En el caso analizado, el pacto compromisorio se encontraba redactado en los siguientes términos: “Las partes convienen expresamente que las dudas y controversias que puedan suscitarse sobre este contrato o su ejecución y que no puedan ser resueltas de manera amistosa, serán decididas mediante Arbitraje Independiente, de acuerdo a los términos de la Ley de Arbitraje Comercial promulgada en Gaceta Oficial Nº 36.416 del siete (7) de Abril de Mil Novecientos Noventa y Ocho y se acuerda así mismo que esta iniciativa deberá ser agotada obligatoriamente antes de recurrir a la vía contenciosa”.

A juicio de la Sala, «la referida cláusula arbitral no contiene una manifiesta e inequívoca disposición de un sometimiento a la jurisdicción de unos árbitros privados, esto es, no existe una indubitada disposición de renunciar al libre acceso a los órganos de administración de justicia de la jurisdicción ordinaria, ya que en su parte final expresa “antes de recurrir a la vía contenciosa”».

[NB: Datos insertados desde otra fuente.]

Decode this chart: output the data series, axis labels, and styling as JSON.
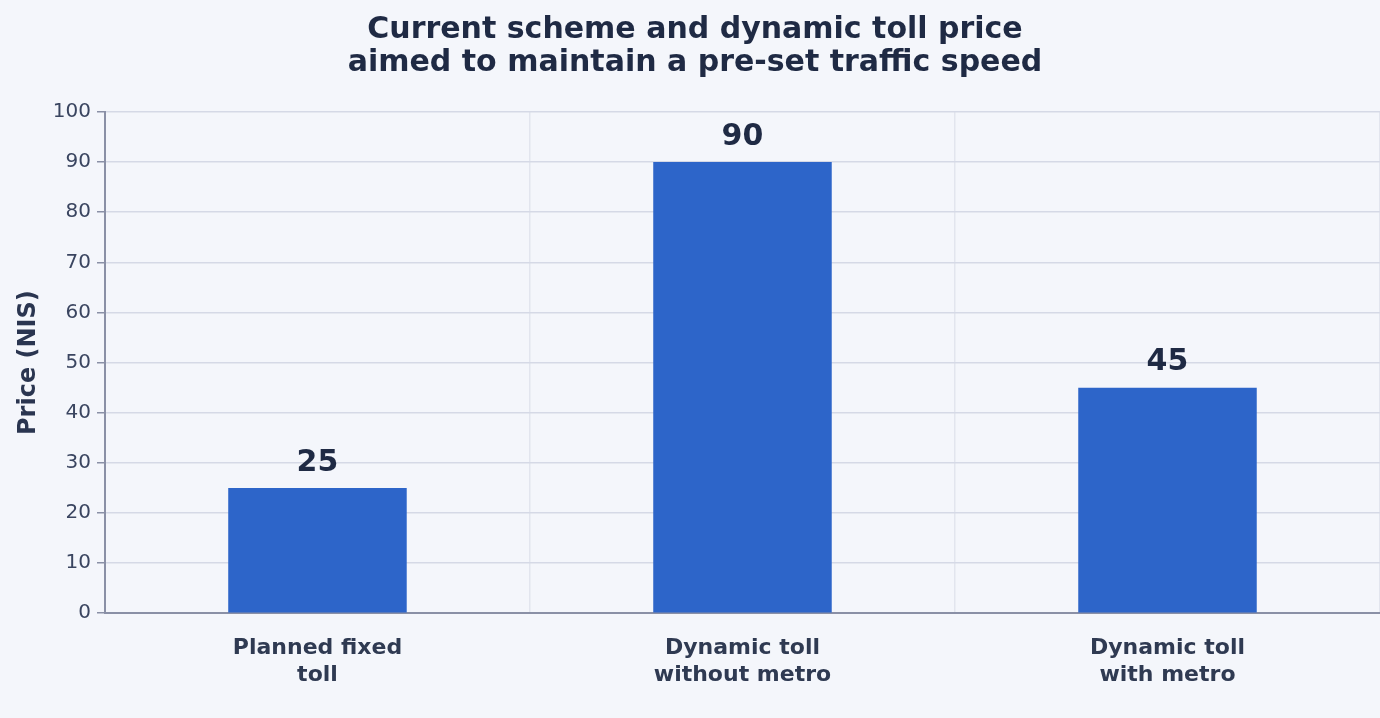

En virtud de lo anterior, la Sala Político-Administrativa declaró que el Poder Judicial sí tenía jurisdicción para conocer la demanda planteada inobservando el acuerdo arbitral.



Magistrado Ponente: EMIRO GARCÍA ROSAS

Exp. Nº 2010-0704



El Juzgado Undécimo de Primera Instancia en lo Civil, Mercantil, Tránsito y Bancario de la Circunscripción Judicial del Área Metropolitana de Caracas, por oficio Nº 20564-10 de fecha 21 de julio de 2010, recibido en esta Sala el 29 de ese mes y año, remitió el expediente contentivo de la demanda por cumplimiento de contrato e indemnización de daños y perjuicios, interpuesta por los abogados Edgard LUGO VALBUENA y César CASTRO SALAZAR (números 7.547 y 76.830 del INPREABOGADO), actuando como apoderados judiciales del ciudadano Alfredo Valentín MÉNDEZ CARBALLO (cédula de identidad número 6.347.791), contra la sociedad mercantil VILLAS DE LOMA LINDA C.A.(inscrita en el Registro Mercantil Quinto de la Circunscripción Judicial del Distrito Capital y Estado Miranda el 19 de febrero de 2004, bajo el Nº 11, tomo 873-A).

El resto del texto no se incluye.